Rising hourly pay will minimise impact of National Living Wage

By Sophie Witts

- Last updated on GMT

Rising hourly pay will minimise impact of National Living Wage

Related tags Living wage Minimum wage

Rising hourly rates of pay for hospitality workers means the Living Wage could cost the industry far less than originally predicted, according research from Fourth Analytics.

From April all businesses will have to pay staff over the age of 25 £7.20 per hour, a 50p rise on the current minimum rate.

But analysis shows that the average hourly rate for over-21s working in hospitality rose from £6.96 to £7.04 last year, just 16p shy of the new Living Wage.

The rate also exceeds the minimum wage of £6.70, which rose 20p in October 2015.

The study examined data on the hourly pay of 3,000 hospitality and leisure businesses including restaurants, hotels and pubs.

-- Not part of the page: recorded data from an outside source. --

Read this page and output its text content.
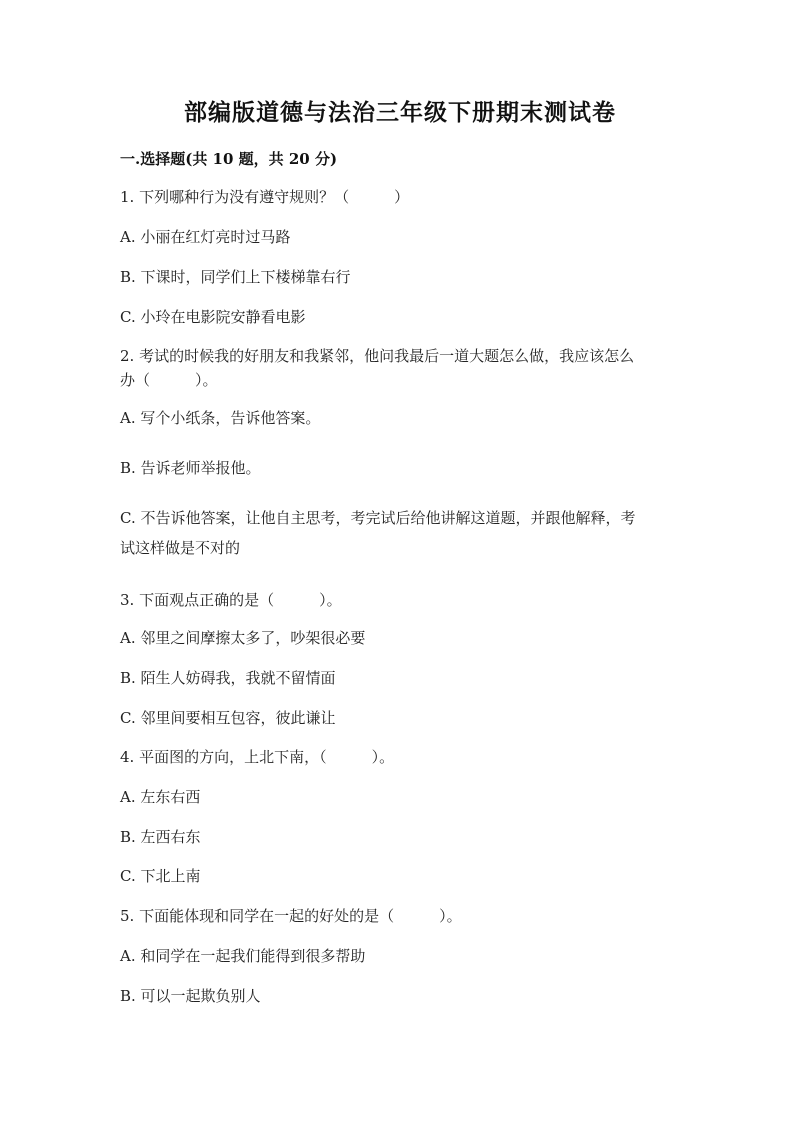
部编版道德与法治三年级下册期末测试卷
一.选择题(共 10 题，共 20 分)
1. 下列哪种行为没有遵守规则？（　　　）
A. 小丽在红灯亮时过马路
B. 下课时，同学们上下楼梯靠右行
C. 小玲在电影院安静看电影
2. 考试的时候我的好朋友和我紧邻，他问我最后一道大题怎么做，我应该怎么
办（　　　）。
A. 写个小纸条，告诉他答案。
B. 告诉老师举报他。
C. 不告诉他答案，让他自主思考，考完试后给他讲解这道题，并跟他解释，考
试这样做是不对的
3. 下面观点正确的是（　　　）。
A. 邻里之间摩擦太多了，吵架很必要
B. 陌生人妨碍我，我就不留情面
C. 邻里间要相互包容，彼此谦让
4. 平面图的方向，上北下南，（　　　）。
A. 左东右西
B. 左西右东
C. 下北上南
5. 下面能体现和同学在一起的好处的是（　　　）。
A. 和同学在一起我们能得到很多帮助
B. 可以一起欺负别人
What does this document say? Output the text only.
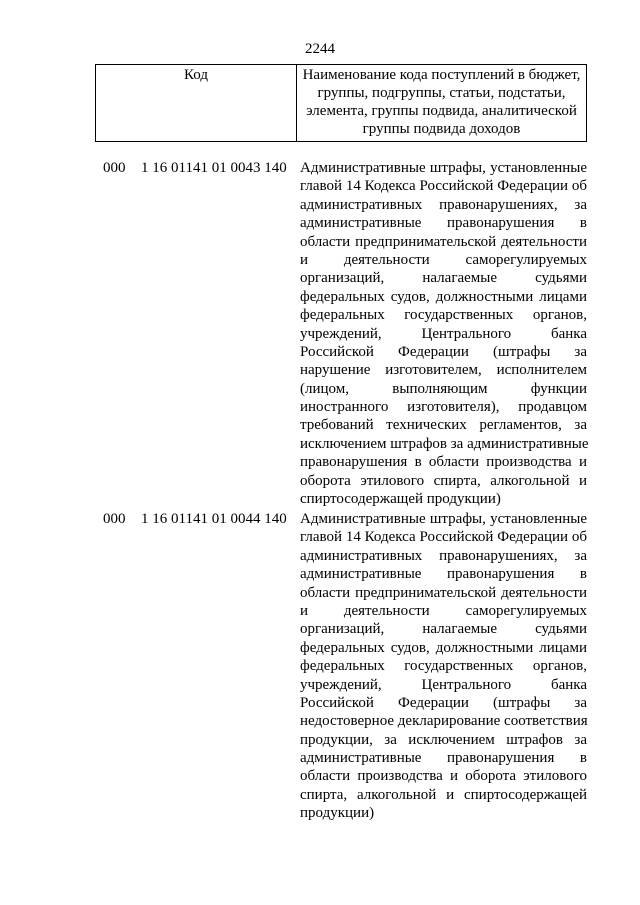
2244
Код	Наименование кода поступлений в бюджет, группы, подгруппы, статьи, подстатьи, элемента, группы подвида, аналитической группы подвида доходов
000 1 16 01141 01 0043 140 Административные штрафы, установленные
главой 14 Кодекса Российской Федерации об
административных правонарушениях, за
административные правонарушения в
области предпринимательской деятельности
и деятельности саморегулируемых
организаций, налагаемые судьями
федеральных судов, должностными лицами
федеральных государственных органов,
учреждений, Центрального банка
Российской Федерации (штрафы за
нарушение изготовителем, исполнителем
(лицом, выполняющим функции
иностранного изготовителя), продавцом
требований технических регламентов, за
исключением штрафов за административные
правонарушения в области производства и
оборота этилового спирта, алкогольной и
спиртосодержащей продукции)
000 1 16 01141 01 0044 140 Административные штрафы, установленные
главой 14 Кодекса Российской Федерации об
административных правонарушениях, за
административные правонарушения в
области предпринимательской деятельности
и деятельности саморегулируемых
организаций, налагаемые судьями
федеральных судов, должностными лицами
федеральных государственных органов,
учреждений, Центрального банка
Российской Федерации (штрафы за
недостоверное декларирование соответствия
продукции, за исключением штрафов за
административные правонарушения в
области производства и оборота этилового
спирта, алкогольной и спиртосодержащей
продукции)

Fourth said that its research showed that the industry had already moved to paying staff higher wages, which would minimise the impact of the Living Wage in April.

How will the rising Living Wage affect hospitality?

Mike Shipley, analytics and insight solutions director at Fourth, said: “Our insight suggests the perceived gap between current pay rates and the new Living Wage is nowhere near as big as some in the industry may think.

“However, it is clear that the hospitality industry is already paying a premium, presumably to compete for the best people, and it’s a question of whether operators maintain that premium.  If so, we could see hourly rates pushing the £8 mark and beyond, which will also put upward pressure on other more senior pay grades, potentially triggering wage inflation across the payroll at hospitality organisations.

“It is also important to remember that further annual ratchets are scheduled, such that the living wage will rise to £9 by 2020, meaning a salary of almost £22,000 for a 25-year-old working a 48-hour week. Businesses need to continue to work extremely hard to find ways to absorb these jumps.”

Staff more productive

The analysis also suggests the industry is seeing a rise in productivity, with sales generated per labour hour increasing from £32.33 to £33.11 in the 12 months to September 2015 – up 2.4 per cent year-on-year.

Shipley said “The new living wage will inevitably prompt companies to look harder at productivity and efficiency. We are currently working with many different hospitality and leisure companies, looking at these issues and using analysis to drive revenue per labour hour and to identify and eradicate wasted labour hours.

“It is a complex challenge but one that can deliver substantial productivity gains, and that is the key to weathering what will surely be a new era of labour inflation for hospitality.”